WILD MOUSE CHASE

School custodial staff busy addressing recent mice sightings

WILD MOUSE CHASE

As of three weeks ago, sightings of mice have been present at Sandpoint High School. While this has not yet become an epidemic, the janitorial staff is hard at work to prevent any more appearances and remove the mice from the buildings.

Lead Facility Foreperson Rennie Wruck has worked at the high school for two years, this being his first encounter with a mice problem.

Traps and glue pads have been placed where mice have last been spotted, however janitors have had little luck with accomplishing their goals to remove the mice.

“They’ve been eating the peanut butter out of the snap traps, they’ve really gotten smart,” Wruck said.

The mice have not only been seen by faculty.

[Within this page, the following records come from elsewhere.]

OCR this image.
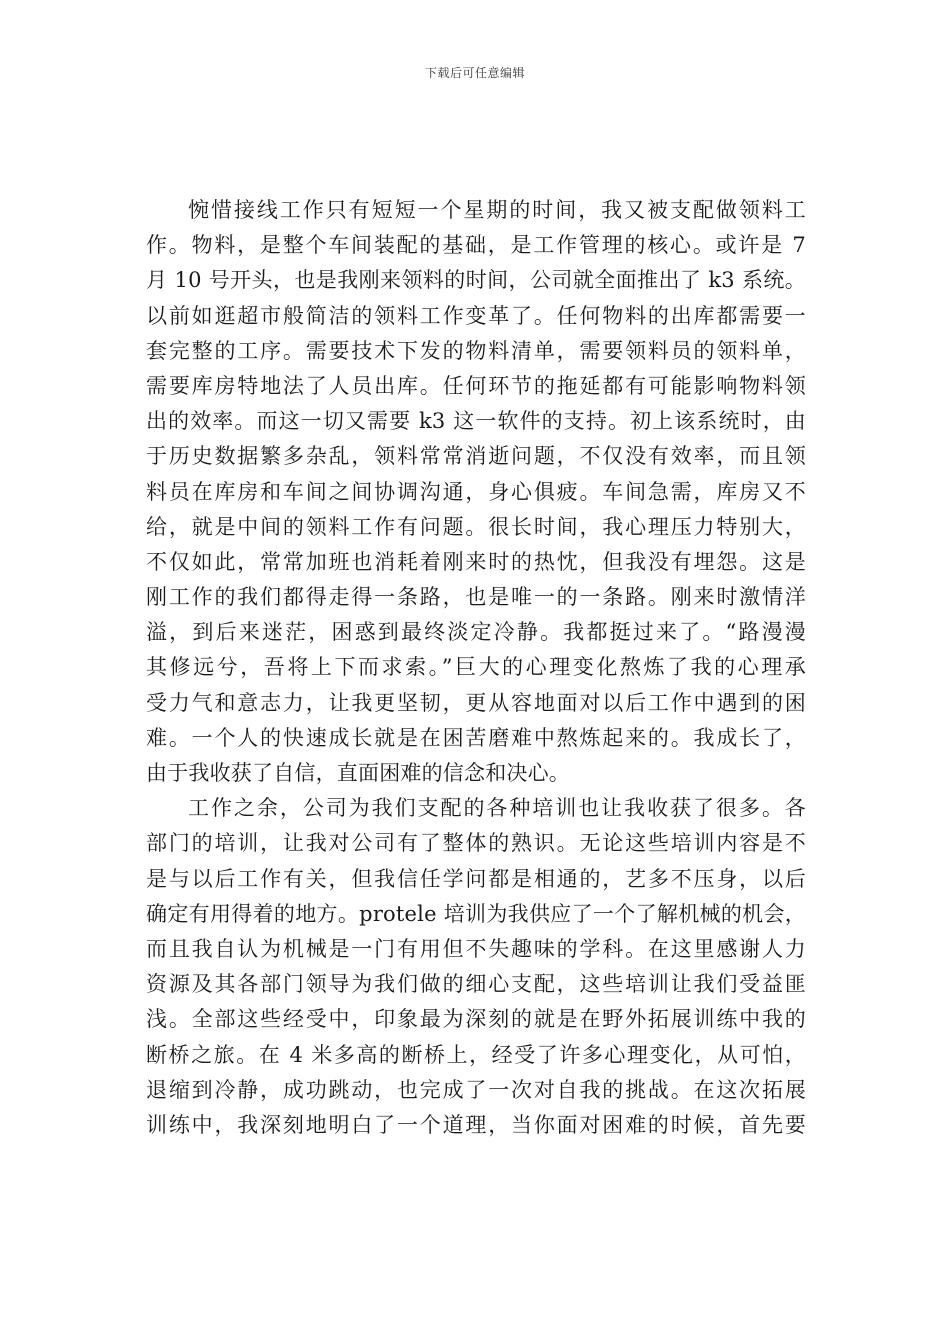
下载后可任意编辑
惋惜接线工作只有短短一个星期的时间，我又被支配做领料工
作。物料，是整个车间装配的基础，是工作管理的核心。或许是 7
月 10 号开头，也是我刚来领料的时间，公司就全面推出了 k3 系统。
以前如逛超市般简洁的领料工作变革了。任何物料的出库都需要一
套完整的工序。需要技术下发的物料清单，需要领料员的领料单，
需要库房特地法了人员出库。任何环节的拖延都有可能影响物料领
出的效率。而这一切又需要 k3 这一软件的支持。初上该系统时，由
于历史数据繁多杂乱，领料常常消逝问题，不仅没有效率，而且领
料员在库房和车间之间协调沟通，身心俱疲。车间急需，库房又不
给，就是中间的领料工作有问题。很长时间，我心理压力特别大，
不仅如此，常常加班也消耗着刚来时的热忱，但我没有埋怨。这是
刚工作的我们都得走得一条路，也是唯一的一条路。刚来时激情洋
溢，到后来迷茫，困惑到最终淡定冷静。我都挺过来了。“路漫漫
其修远兮，吾将上下而求索。”巨大的心理变化熬炼了我的心理承
受力气和意志力，让我更坚韧，更从容地面对以后工作中遇到的困
难。一个人的快速成长就是在困苦磨难中熬炼起来的。我成长了，
由于我收获了自信，直面困难的信念和决心。
工作之余，公司为我们支配的各种培训也让我收获了很多。各
部门的培训，让我对公司有了整体的熟识。无论这些培训内容是不
是与以后工作有关，但我信任学问都是相通的，艺多不压身，以后
确定有用得着的地方。protele 培训为我供应了一个了解机械的机会，
而且我自认为机械是一门有用但不失趣味的学科。在这里感谢人力
资源及其各部门领导为我们做的细心支配，这些培训让我们受益匪
浅。全部这些经受中，印象最为深刻的就是在野外拓展训练中我的
断桥之旅。在 4 米多高的断桥上，经受了许多心理变化，从可怕，
退缩到冷静，成功跳动，也完成了一次对自我的挑战。在这次拓展
训练中，我深刻地明白了一个道理，当你面对困难的时候，首先要
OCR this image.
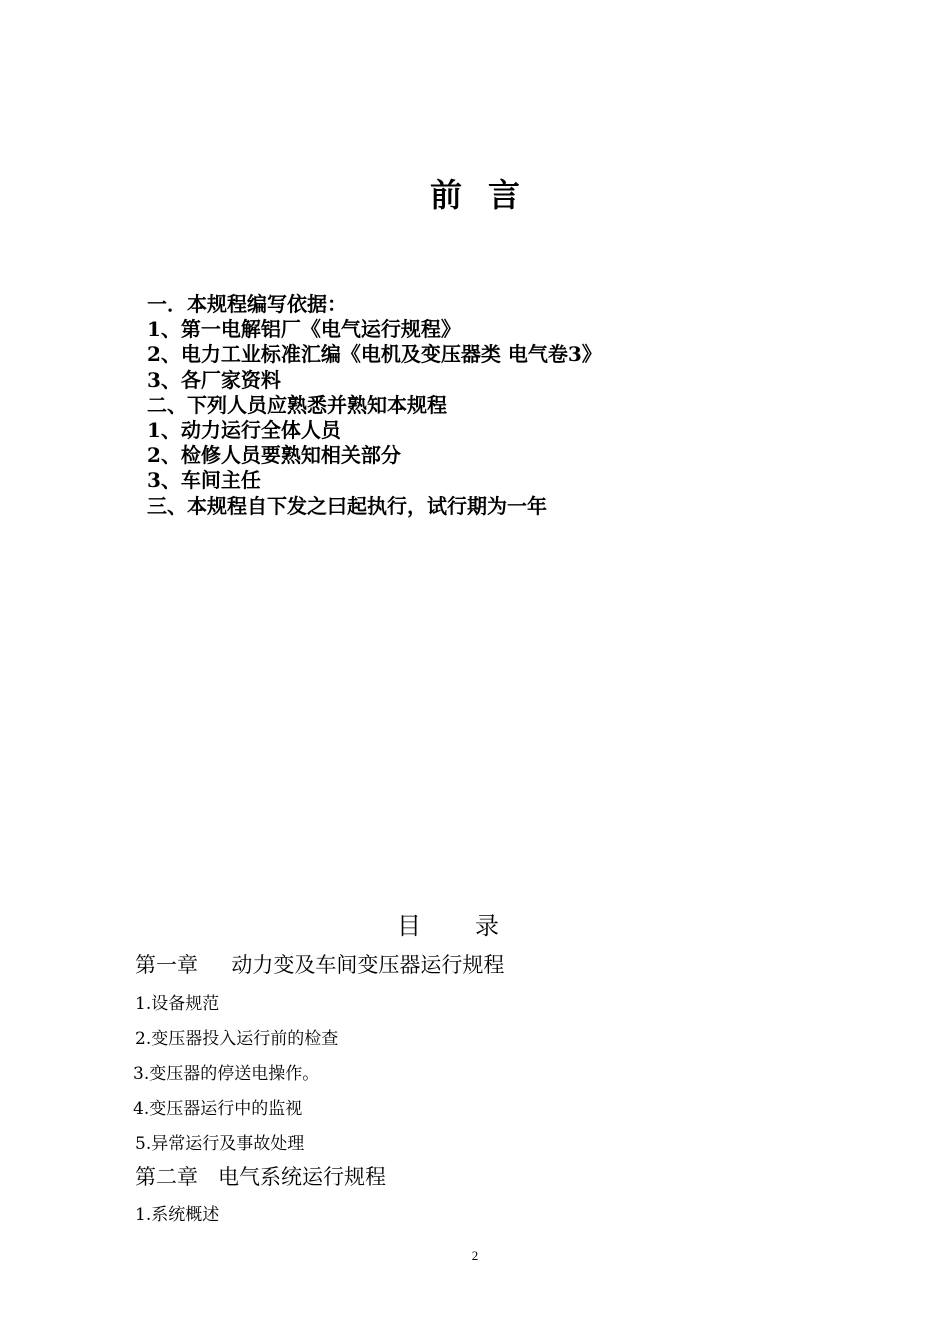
前言
一．本规程编写依据：
1、第一电解铝厂《电气运行规程》
2、电力工业标准汇编《电机及变压器类 电气卷3》
3、各厂家资料
二、下列人员应熟悉并熟知本规程
1、动力运行全体人员
2、检修人员要熟知相关部分
3、车间主任
三、本规程自下发之曰起执行，试行期为一年
目录
第一章     动力变及车间变压器运行规程
1.设备规范
2.变压器投入运行前的检查
3.变压器的停送电操作。
4.变压器运行中的监视
5.异常运行及事故处理
第二章   电气系统运行规程
1.系统概述
2
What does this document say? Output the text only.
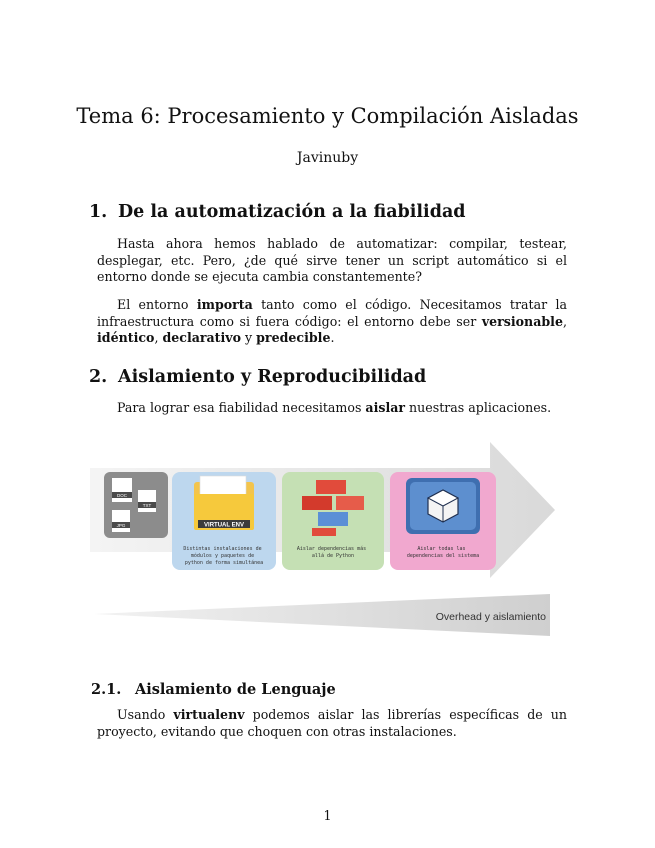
Tema 6: Procesamiento y Compilación Aisladas
Javinuby
1. De la automatización a la fiabilidad
Hasta ahora hemos hablado de automatizar: compilar, testear, desplegar, etc. Pero, ¿de qué sirve tener un script automático si el entorno donde se ejecuta cambia constantemente?
El entorno importa tanto como el código. Necesitamos tratar la infraestructura como si fuera código: el entorno debe ser versionable, idéntico, declarativo y predecible.
2. Aislamiento y Reproducibilidad
Para lograr esa fiabilidad necesitamos aislar nuestras aplicaciones.
DOC
TXT
JPG	VIRTUAL ENV
Distintas instalaciones de módulos y paquetes de python de forma simultánea
Aislar dependencias más allá de Python
Aislar todas las dependencias del sistema
Overhead y aislamiento
2.1. Aislamiento de Lenguaje
Usando virtualenv podemos aislar las librerías específicas de un proyecto, evitando que choquen con otras instalaciones.
1
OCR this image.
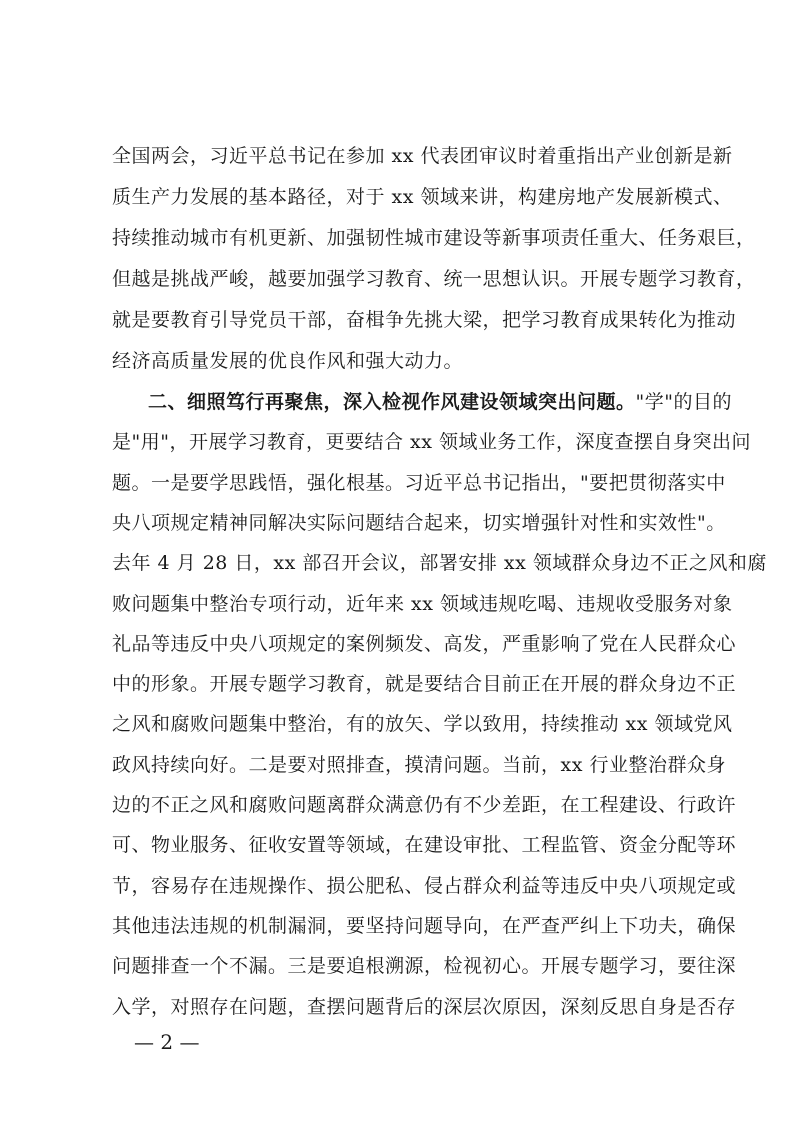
全国两会，习近平总书记在参加 xx 代表团审议时着重指出产业创新是新
质生产力发展的基本路径，对于 xx 领域来讲，构建房地产发展新模式、
持续推动城市有机更新、加强韧性城市建设等新事项责任重大、任务艰巨，
但越是挑战严峻，越要加强学习教育、统一思想认识。开展专题学习教育，
就是要教育引导党员干部，奋楫争先挑大梁，把学习教育成果转化为推动
经济高质量发展的优良作风和强大动力。
二、细照笃行再聚焦，深入检视作风建设领域突出问题。"学"的目的
是"用"，开展学习教育，更要结合 xx 领域业务工作，深度查摆自身突出问
题。一是要学思践悟，强化根基。习近平总书记指出，"要把贯彻落实中
央八项规定精神同解决实际问题结合起来，切实增强针对性和实效性"。
去年 4 月 28 日，xx 部召开会议，部署安排 xx 领域群众身边不正之风和腐
败问题集中整治专项行动，近年来 xx 领域违规吃喝、违规收受服务对象
礼品等违反中央八项规定的案例频发、高发，严重影响了党在人民群众心
中的形象。开展专题学习教育，就是要结合目前正在开展的群众身边不正
之风和腐败问题集中整治，有的放矢、学以致用，持续推动 xx 领域党风
政风持续向好。二是要对照排查，摸清问题。当前，xx 行业整治群众身
边的不正之风和腐败问题离群众满意仍有不少差距，在工程建设、行政许
可、物业服务、征收安置等领域，在建设审批、工程监管、资金分配等环
节，容易存在违规操作、损公肥私、侵占群众利益等违反中央八项规定或
其他违法违规的机制漏洞，要坚持问题导向，在严查严纠上下功夫，确保
问题排查一个不漏。三是要追根溯源，检视初心。开展专题学习，要往深
入学，对照存在问题，查摆问题背后的深层次原因，深刻反思自身是否存
— 2 —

On February 15 a mouse was caught and killed by Freshman Jordan Knapton. Band teacher Aaron Gordon witnessed this event.

“[Jordan] was walking through the lunch room and he and his brother saw a little mouse. They trapped the mouse in the corner and grabbed it by the tail and the mouse turned around and bit Jordan and he dropped it,” Gordon said. “The mouse started to run away and Jordan stepped on it and threw it away in the garbage.”

The mice are attracted to the warmth found in SHS because of the cold winter. They will continue to call the high school home as long as they can find food.

Substitute Nancy Miller had similar experience when she encountered a mouse during Battle for the Paddle.

“I saw a mouse run into a little hole in the back of the gym by the water fountain,” Miller said.

Wruck advises students and staff to remove leftover food from lockers and desks, and to never leave food overnight, as not even plastic bags will stop the mice.

The simple solution is to carry all food and throw it away once finished, instead of leaving leftovers for the mice to forage for.

An absence of food will force the mice to search for a new home, leaving the halls of SHS mice and worry free.